"Flying Swords of Dragon Gate" Broke Even; "Flowers of War" Became Top Grosser of 2011

Tsui Hark and the company who invested $35M into “The Flying Swords of Dragon Gate” held a celebration earlier this week when it pass $50M at the box office in China. Apparently, the film has broken even.

I had always wondered what amount it would take for a film to break even at the box office in China.

In the U.S., if a movie made back the cost at the box office, then the film will usually make a decent profit through ancillary markets: mostly from foreign box office receipts, home video sales and rentals, video-on-demand, and TV.

Now I know the answer for China: a $35M movie would have to take in $50M at the box office to break even. This means “Dragon Gate” will be a highly profitable movie. It’ll probably make an additional $30-40M before heading to home video and other revenue channels. Jet Li, who’s already by far the highest paid actor in China at $13M per picture, might get another raise.

The Flowers of War

Using the same formula, Zhang Yimou's "The Flowers of War" would have to gross $143M to break even. It's not gonna do that on theatrical. It's on pace to make $100M, but it'll need to make $43M through other channels - foreign box office, home video, and TV. That's gonna be tough. I don’t think “War” has much of an appeal beyond China. With video privacy running rampant there, I’m also not sure how much revenue the film can get from home video.

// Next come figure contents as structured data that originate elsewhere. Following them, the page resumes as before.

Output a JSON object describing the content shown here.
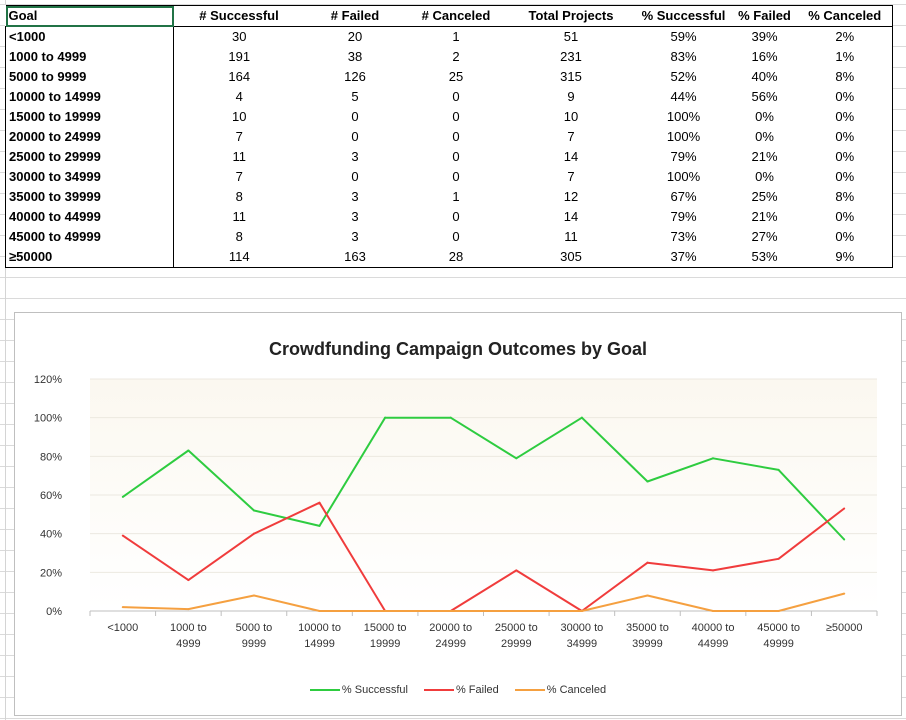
{
  "table": {
    "headers": [
      "Goal",
      "# Successful",
      "# Failed",
      "# Canceled",
      "Total Projects",
      "% Successful",
      "% Failed",
      "% Canceled"
    ],
    "rows": [
      [
        "<1000",
        "30",
        "20",
        "1",
        "51",
        "59%",
        "39%",
        "2%"
      ],
      [
        "1000 to 4999",
        "191",
        "38",
        "2",
        "231",
        "83%",
        "16%",
        "1%"
      ],
      [
        "5000 to 9999",
        "164",
        "126",
        "25",
        "315",
        "52%",
        "40%",
        "8%"
      ],
      [
        "10000 to 14999",
        "4",
        "5",
        "0",
        "9",
        "44%",
        "56%",
        "0%"
      ],
      [
        "15000 to 19999",
        "10",
        "0",
        "0",
        "10",
        "100%",
        "0%",
        "0%"
      ],
      [
        "20000 to 24999",
        "7",
        "0",
        "0",
        "7",
        "100%",
        "0%",
        "0%"
      ],
      [
        "25000 to 29999",
        "11",
        "3",
        "0",
        "14",
        "79%",
        "21%",
        "0%"
      ],
      [
        "30000 to 34999",
        "7",
        "0",
        "0",
        "7",
        "100%",
        "0%",
        "0%"
      ],
      [
        "35000 to 39999",
        "8",
        "3",
        "1",
        "12",
        "67%",
        "25%",
        "8%"
      ],
      [
        "40000 to 44999",
        "11",
        "3",
        "0",
        "14",
        "79%",
        "21%",
        "0%"
      ],
      [
        "45000 to 49999",
        "8",
        "3",
        "0",
        "11",
        "73%",
        "27%",
        "0%"
      ],
      [
        "≥50000",
        "114",
        "163",
        "28",
        "305",
        "37%",
        "53%",
        "9%"
      ]
    ]
  },
  "colors": {
    "successful": "#2ecc40",
    "failed": "#f03c3c",
    "canceled": "#f5a040",
    "selection": "#217346"
  },
  "chart_data": {
    "type": "line",
    "title": "Crowdfunding Campaign Outcomes by Goal",
    "categories": [
      [
        "<1000",
        ""
      ],
      [
        "1000 to",
        "4999"
      ],
      [
        "5000 to",
        "9999"
      ],
      [
        "10000 to",
        "14999"
      ],
      [
        "15000 to",
        "19999"
      ],
      [
        "20000 to",
        "24999"
      ],
      [
        "25000 to",
        "29999"
      ],
      [
        "30000 to",
        "34999"
      ],
      [
        "35000 to",
        "39999"
      ],
      [
        "40000 to",
        "44999"
      ],
      [
        "45000 to",
        "49999"
      ],
      [
        "≥50000",
        ""
      ]
    ],
    "series": [
      {
        "name": "% Successful",
        "color": "#2ecc40",
        "values": [
          59,
          83,
          52,
          44,
          100,
          100,
          79,
          100,
          67,
          79,
          73,
          37
        ]
      },
      {
        "name": "% Failed",
        "color": "#f03c3c",
        "values": [
          39,
          16,
          40,
          56,
          0,
          0,
          21,
          0,
          25,
          21,
          27,
          53
        ]
      },
      {
        "name": "% Canceled",
        "color": "#f5a040",
        "values": [
          2,
          1,
          8,
          0,
          0,
          0,
          0,
          0,
          8,
          0,
          0,
          9
        ]
      }
    ],
    "yticks": [
      "0%",
      "20%",
      "40%",
      "60%",
      "80%",
      "100%",
      "120%"
    ],
    "ylim": [
      0,
      120
    ],
    "xlabel": "",
    "ylabel": "",
    "legend": "bottom",
    "grid": true
  }
}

But on to more positive news for Yimou - on Thursday, his film became the highest grossing Chinese film of 2011 after taking in a total of $66M. “Dragon Gate” will take second place by the end of the week.

Of the two films, Tsui Hark's "Dragon Gate" is more of a legitimate hit because it only cost a third of "War" and it's not far behind at the box office. As of this writing, it's already in the black.